From Osher Doctorow
In my M.A. Thesis at the University of London in social/cultural
anthropology in 1961 (I also have an M.A. in mathematics from USC 1969
and a Ph.D. in mathematical education from UCLA 1982), I studied
communication networks of wheel and cyclical and other types mentioned
in 199.1. My paper based on that Thesis was published in American
Anthropologist, April 1963, although there wasn't room to include most
of the details on the various networks. I also specialized in graph
theory combinatorics and other things including probability and
statistics in my M.A. coursework at USC and my Ph.D. coursework at
UCLA (together with differential equations).
Wolfram's "Chromatic number" depicts quite a few graphs including K6,
C5, C6, W5, W6 in the notation of 199.1. Cn for n = 2, 3, 4, ... is
just a regular polygon graph with vertices being the vertices of the
polygon and edges the edges of the polygon and no "diagonal" depicted
connecting vertices.
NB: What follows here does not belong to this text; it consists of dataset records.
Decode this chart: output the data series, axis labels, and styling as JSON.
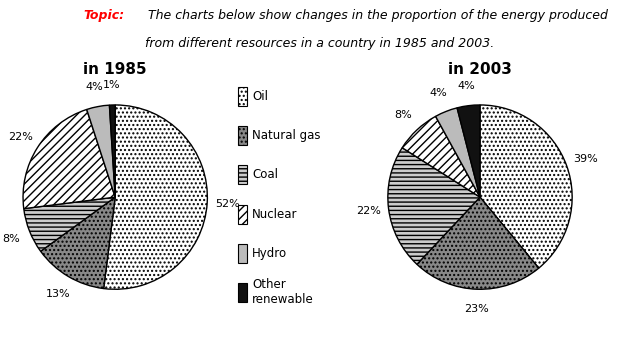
{
  "chart1_title": "in 1985",
  "chart2_title": "in 2003",
  "values_1985": [
    52,
    13,
    8,
    22,
    4,
    1
  ],
  "values_2003": [
    39,
    23,
    22,
    8,
    4,
    4
  ],
  "labels_1985": [
    "52%",
    "13%",
    "8%",
    "22%",
    "4%",
    "1%"
  ],
  "labels_2003": [
    "39%",
    "23%",
    "22%",
    "8%",
    "4%",
    "4%"
  ],
  "face_colors": [
    "white",
    "#888888",
    "#cccccc",
    "white",
    "#bbbbbb",
    "#111111"
  ],
  "hatches": [
    "....",
    "....",
    "----",
    "////",
    "",
    ""
  ],
  "legend_labels": [
    "Oil",
    "Natural gas",
    "Coal",
    "Nuclear",
    "Hydro",
    "Other\nrenewable"
  ],
  "topic_bold": "Topic:",
  "topic_rest": " The charts below show changes in the proportion of the energy produced\nfrom different resources in a country in 1985 and 2003.",
  "background": "#ffffff"
}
Wn adds to Cn a line segment from the center of
the graph to each vertex, but no others. Star graphs Sn don't proceed
from Cn but Wn, deleting Cn (that is to say, deleting the boundary
edges of the polygon). So Sn is just a center point ("vertex")
connected by separate line segments to peripheral vertices, like the
spokes of a wheel without the boundary of the wheel.